Daneben ist der Abschluss einer privaten Zusatzversicherung möglich. Diese bietet z.B. private Behandlung im Krankenhaus oder zusätzliche Behandlungsverfahren an. Die Beiträge sind nicht einheitlich sondern risiko- und altersorientiert, es gibt keinen Anspruch auf Mitgliedschaft für Versicherte und keine staatlichen Beihilfen für Versicherte. Von 1997 bis 2001 sind die Leistungen der Privatversicherer von 475,9 Mio. SFr. auf 2353,3 Mio. Fr. gestiegen, wogegen im gleichen Zeitraum die Leistungen der sozialen Krankenversicherung von 3288,3 Mio. Fr. auf 1576,7 Mio. Fr. gesunken sind (vgl. Kocher/Oggier 2004, S.166-170). Falls ein Patient über eine Zusatzversicherung verfügt, hat er dennoch Anspruch auf Leistungen aus der sozialen Krankenversicherung.
Die wirtschaftliche Belastung durch die Finanzierung des Gesundheitswesens trifft vornehmlich die Privathaushalte. So sind diese mit 68,2%, die öffentliche Hand mit 25,4% und die Unternehmen mit 6,4% im Jahr 2000 belastet worden.
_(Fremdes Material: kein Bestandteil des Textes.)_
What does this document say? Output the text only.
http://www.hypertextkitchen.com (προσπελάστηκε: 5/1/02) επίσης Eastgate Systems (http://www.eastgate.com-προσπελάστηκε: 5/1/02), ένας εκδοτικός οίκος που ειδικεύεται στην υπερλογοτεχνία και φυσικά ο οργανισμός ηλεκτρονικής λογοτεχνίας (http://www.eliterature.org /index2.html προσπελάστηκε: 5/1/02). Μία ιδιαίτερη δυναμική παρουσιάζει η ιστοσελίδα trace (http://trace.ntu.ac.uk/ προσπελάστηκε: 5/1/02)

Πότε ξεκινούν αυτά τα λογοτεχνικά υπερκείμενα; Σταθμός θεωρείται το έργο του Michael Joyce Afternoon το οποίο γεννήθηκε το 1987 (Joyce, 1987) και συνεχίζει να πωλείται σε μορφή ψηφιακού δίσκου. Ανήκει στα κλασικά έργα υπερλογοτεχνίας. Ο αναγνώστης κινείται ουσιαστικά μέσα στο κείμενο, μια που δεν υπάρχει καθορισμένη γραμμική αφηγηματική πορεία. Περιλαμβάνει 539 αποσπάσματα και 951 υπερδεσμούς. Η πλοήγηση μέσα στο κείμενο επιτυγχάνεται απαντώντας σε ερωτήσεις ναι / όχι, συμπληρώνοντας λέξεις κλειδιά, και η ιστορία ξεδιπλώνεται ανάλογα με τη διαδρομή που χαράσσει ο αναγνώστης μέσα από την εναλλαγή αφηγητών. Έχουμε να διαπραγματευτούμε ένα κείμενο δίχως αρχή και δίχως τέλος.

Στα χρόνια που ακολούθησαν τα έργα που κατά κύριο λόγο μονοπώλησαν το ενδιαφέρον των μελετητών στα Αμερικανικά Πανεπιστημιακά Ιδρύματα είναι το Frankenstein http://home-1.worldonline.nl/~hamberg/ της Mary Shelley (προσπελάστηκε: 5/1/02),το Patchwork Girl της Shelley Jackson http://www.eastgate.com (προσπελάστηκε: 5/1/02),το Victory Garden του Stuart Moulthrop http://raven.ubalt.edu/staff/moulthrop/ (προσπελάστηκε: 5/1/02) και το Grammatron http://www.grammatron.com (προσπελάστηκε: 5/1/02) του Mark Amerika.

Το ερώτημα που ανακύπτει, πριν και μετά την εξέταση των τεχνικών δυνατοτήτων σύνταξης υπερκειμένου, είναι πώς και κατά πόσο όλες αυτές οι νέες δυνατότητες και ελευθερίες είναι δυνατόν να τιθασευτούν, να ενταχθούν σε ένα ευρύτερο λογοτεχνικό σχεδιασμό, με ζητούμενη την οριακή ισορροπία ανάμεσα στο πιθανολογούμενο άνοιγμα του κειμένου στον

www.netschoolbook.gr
Bezogen auf die Gesamtkosten trugen 2000 die öffentliche Hand 15,2%, die gesetzliche (obligatorische) Krankenpflegeversicherung 32,4%, die privaten Versicherungen 10,5%, Sozialversicherungen (wie Unfallversicherungen) 8% und die Privathaushalte 33,9% der Kosten. Bei letzteren machten die direkten Zahlungen (out of pocket) ca. 27,5% aus, weitere 5,4% fielen für die Kostenbeteiligung der Krankenversicherung an (vgl. Kocher/Oggier 2004, S.120f).
Gerade diese Mischfinanzierung ist es also, die das System auch für Unternehmen interessant werden lässt.